Il fut aussi reconnu que la conférence fit preuve de ségrégation, puisqu’elle manqua d’aborder les conditions des femmes du tiers monde et de la classe ouvrière[25]. La conférence sur les femmes et la santé fut considérée comme une réussite relative et il fut recommandé que l’événement se reproduise annuellement[26].

Idéologies variées et mouvement pour la santé des femmes

Le thème de la santé des femmes fut omniprésent au sein des courants de pensée sur la condition féminine, qui marquent les années 1970. Il fut central à la Conférence sur les Femmes et la Santé de Boston, mais marqua aussi les mouvements féministes et antiféministes.

Courant féministe modifier

À Boston comme ailleurs aux États-Unis, le mouvement pour la santé des femmes fut étroitement associé au mouvement féministe. Après l’obtention du droit de vote des femmes en 1920, les militantes féministes orientèrent leurs revendications vers les institutions juridiques et politiques, dans l’optique d’améliorer les droits des travailleuses et de se battre contre la discrimination et l’oppression qui affectaient ces femmes[27]. Plusieurs organismes, tels que le Bureau des femmes, le YWCA, l’AAUW et le BPW, furent créés pour mettre une pression sur les responsables gouvernementaux et les pousser à adopter des lois interdisant la discrimination à l’égard des femmes sur le lieu de travail[28].

La seconde vague féministe reprend cette lutte contre les structures de pouvoir patriarcal, liée à la ségrégation de genre vécue par les employées, en plus de promouvoir les droits reproductifs des femmes[29]. Durant les années 1970, les féministes de Boston revendiquèrent le contrôle des femmes sur leur propre corps et créèrent des établissements et cliniques dédiés à la santé des femmes, ainsi que des refuges pour les femmes vivant de la violence domestique[30]. C’est à cette époque qu’émergea le mouvement pour la santé des femmes[31].

Le droit à l’avortement fut central à cette lutte majeure, comme le démontre bien l’arrêt de Roe v.
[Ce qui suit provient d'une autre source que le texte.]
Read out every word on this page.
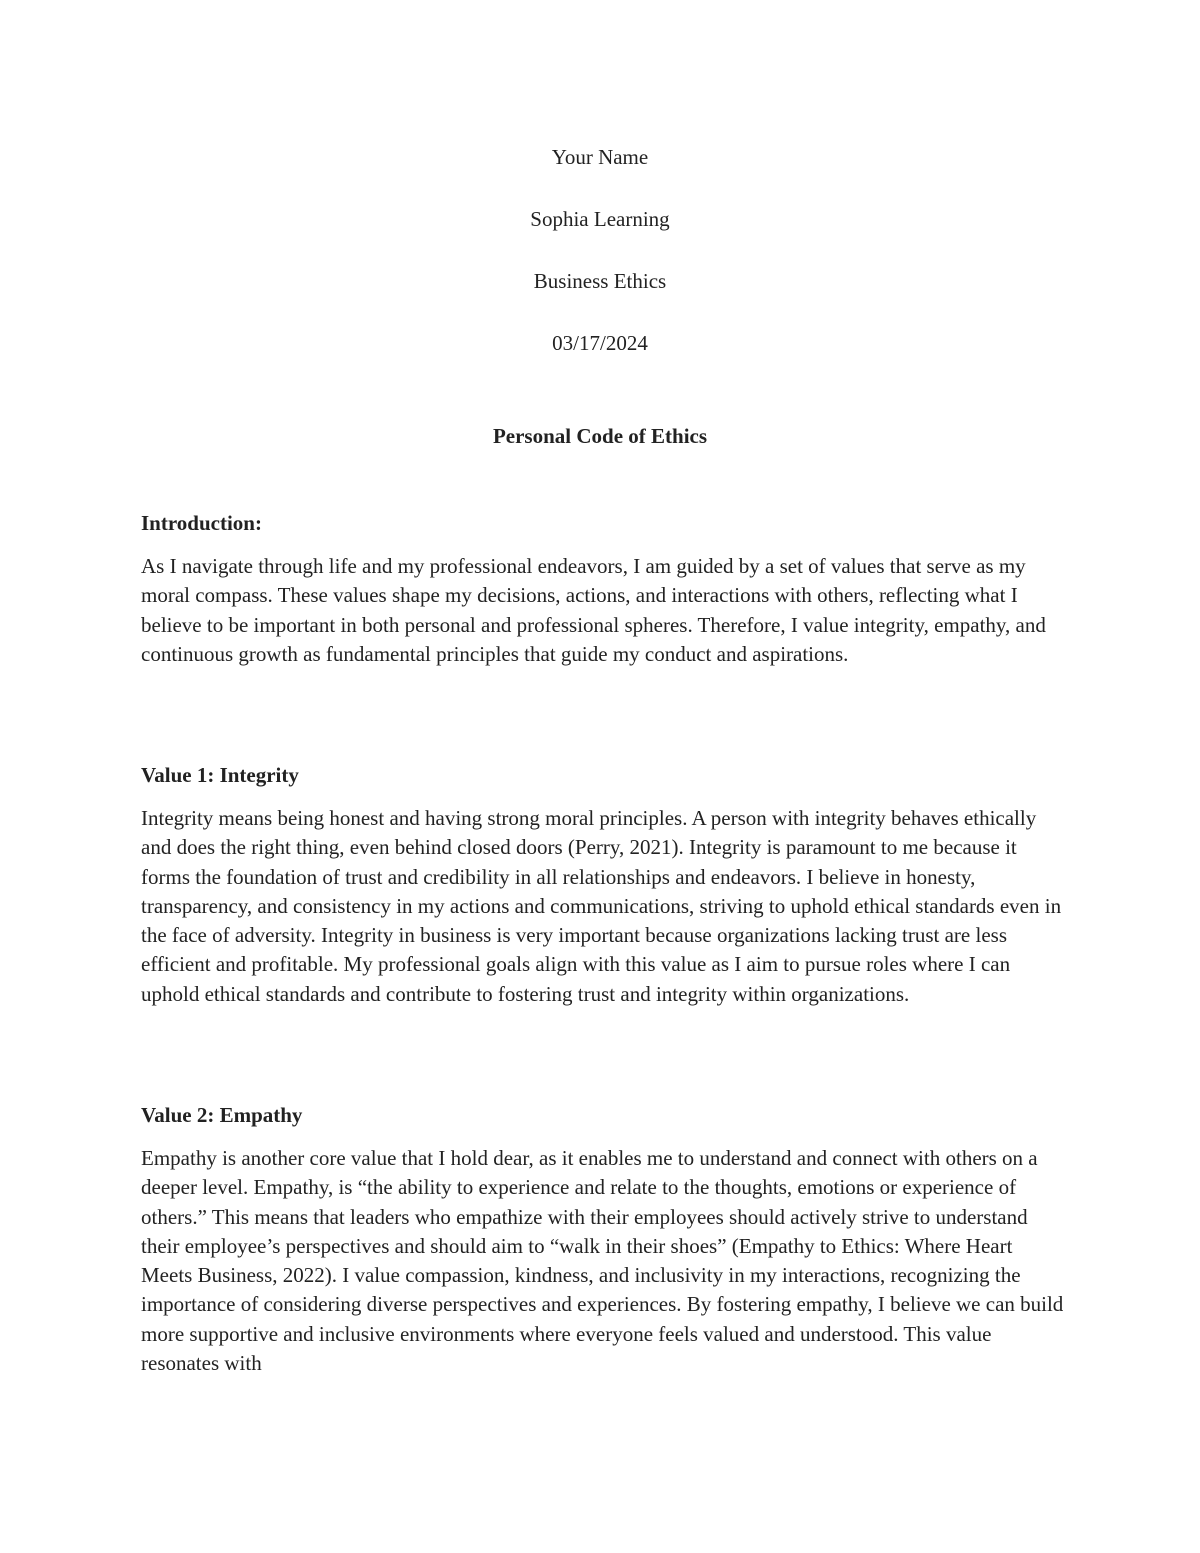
Your Name
Sophia Learning
Business Ethics
03/17/2024
Personal Code of Ethics

Introduction:

As I navigate through life and my professional endeavors, I am guided by a set of values that serve as my moral compass. These values shape my decisions, actions, and interactions with others, reflecting what I believe to be important in both personal and professional spheres. Therefore, I value integrity, empathy, and continuous growth as fundamental principles that guide my conduct and aspirations.

Value 1: Integrity

Integrity means being honest and having strong moral principles. A person with integrity behaves ethically and does the right thing, even behind closed doors (Perry, 2021). Integrity is paramount to me because it forms the foundation of trust and credibility in all relationships and endeavors. I believe in honesty, transparency, and consistency in my actions and communications, striving to uphold ethical standards even in the face of adversity. Integrity in business is very important because organizations lacking trust are less efficient and profitable. My professional goals align with this value as I aim to pursue roles where I can uphold ethical standards and contribute to fostering trust and integrity within organizations.

Value 2: Empathy

Empathy is another core value that I hold dear, as it enables me to understand and connect with others on a deeper level. Empathy, is “the ability to experience and relate to the thoughts, emotions or experience of others.” This means that leaders who empathize with their employees should actively strive to understand their employee’s perspectives and should aim to “walk in their shoes” (Empathy to Ethics: Where Heart Meets Business, 2022). I value compassion, kindness, and inclusivity in my interactions, recognizing the importance of considering diverse perspectives and experiences. By fostering empathy, I believe we can build more supportive and inclusive environments where everyone feels valued and understood. This value resonates with
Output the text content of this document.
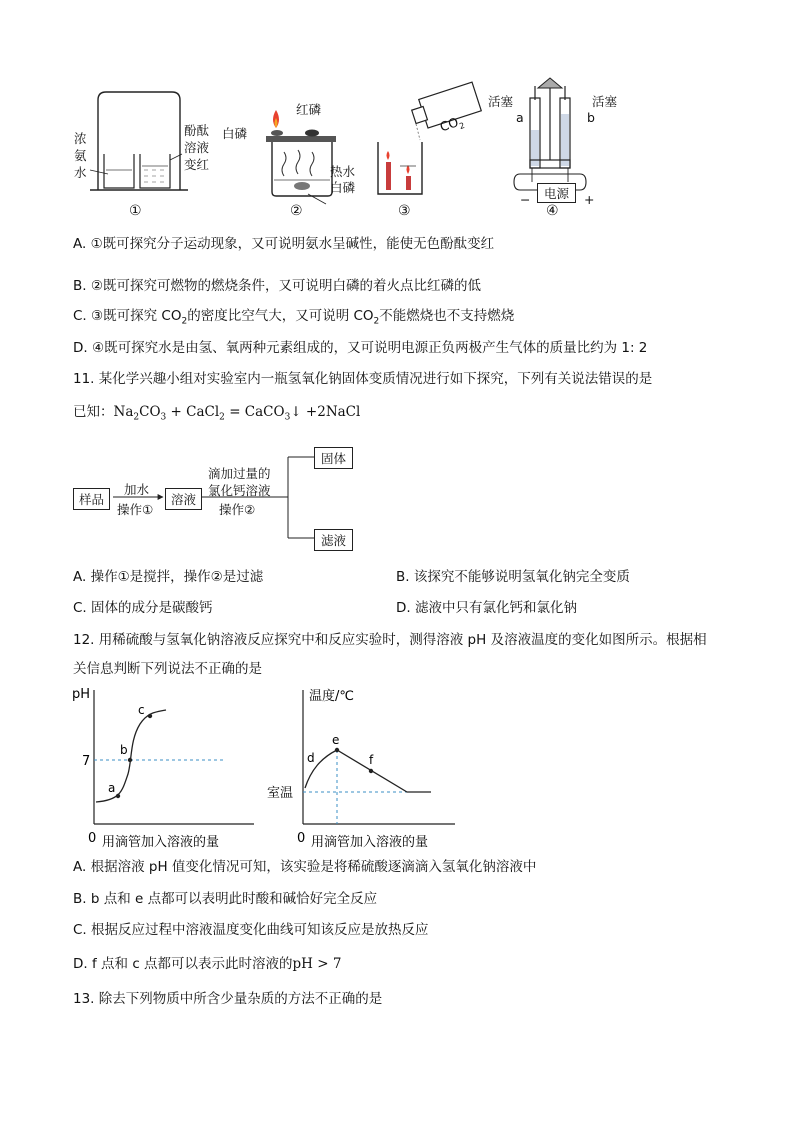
浓
氨
水
酚酞
溶液
变红
白磷
红磷
热水
白磷
$CO_2$
活塞	活塞
a	b
电源
−	+
①	②	③	④
A. ①既可探究分子运动现象，又可说明氨水呈碱性，能使无色酚酞变红
B. ②既可探究可燃物的燃烧条件，又可说明白磷的着火点比红磷的低
C. ③既可探究 $CO_2$的密度比空气大，又可说明 $CO_2$不能燃烧也不支持燃烧
D. ④既可探究水是由氢、氧两种元素组成的，又可说明电源正负两极产生气体的质量比约为 1: 2
11. 某化学兴趣小组对实验室内一瓶氢氧化钠固体变质情况进行如下探究，下列有关说法错误的是
已知：$Na_2CO_3$ + CaCl$_2$ = CaCO$_3$↓ +2NaCl
样品
加水
操作①
溶液
滴加过量的
氯化钙溶液
操作②
固体
滤液
A. 操作①是搅拌，操作②是过滤	B. 该探究不能够说明氢氧化钠完全变质
C. 固体的成分是碳酸钙	D. 滤液中只有氯化钙和氯化钠
12. 用稀硫酸与氢氧化钠溶液反应探究中和反应实验时，测得溶液 pH 及溶液温度的变化如图所示。根据相
关信息判断下列说法不正确的是
a
b
c
pH
7
0 用滴管加入溶液的量
d
e
f
温度/℃
室温
0 用滴管加入溶液的量
A. 根据溶液 pH 值变化情况可知，该实验是将稀硫酸逐滴滴入氢氧化钠溶液中
B. b 点和 e 点都可以表明此时酸和碱恰好完全反应
C. 根据反应过程中溶液温度变化曲线可知该反应是放热反应
D. f 点和 c 点都可以表示此时溶液的pH > 7
13. 除去下列物质中所含少量杂质的方法不正确的是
Wade en 1973. De plus, une résolution fut présentée lors de la Conférence sur les Femmes et la Santé de Boston en 1975, dans l’optique d’unir les féministes canadiennes et américaines. Une demande de boycottage de voyage et de produits importés du Canada fut adressée aux participantes, pour soutenir la demande de libération du docteur et militant pro-choix Henry Morgentaler de Montréal[32].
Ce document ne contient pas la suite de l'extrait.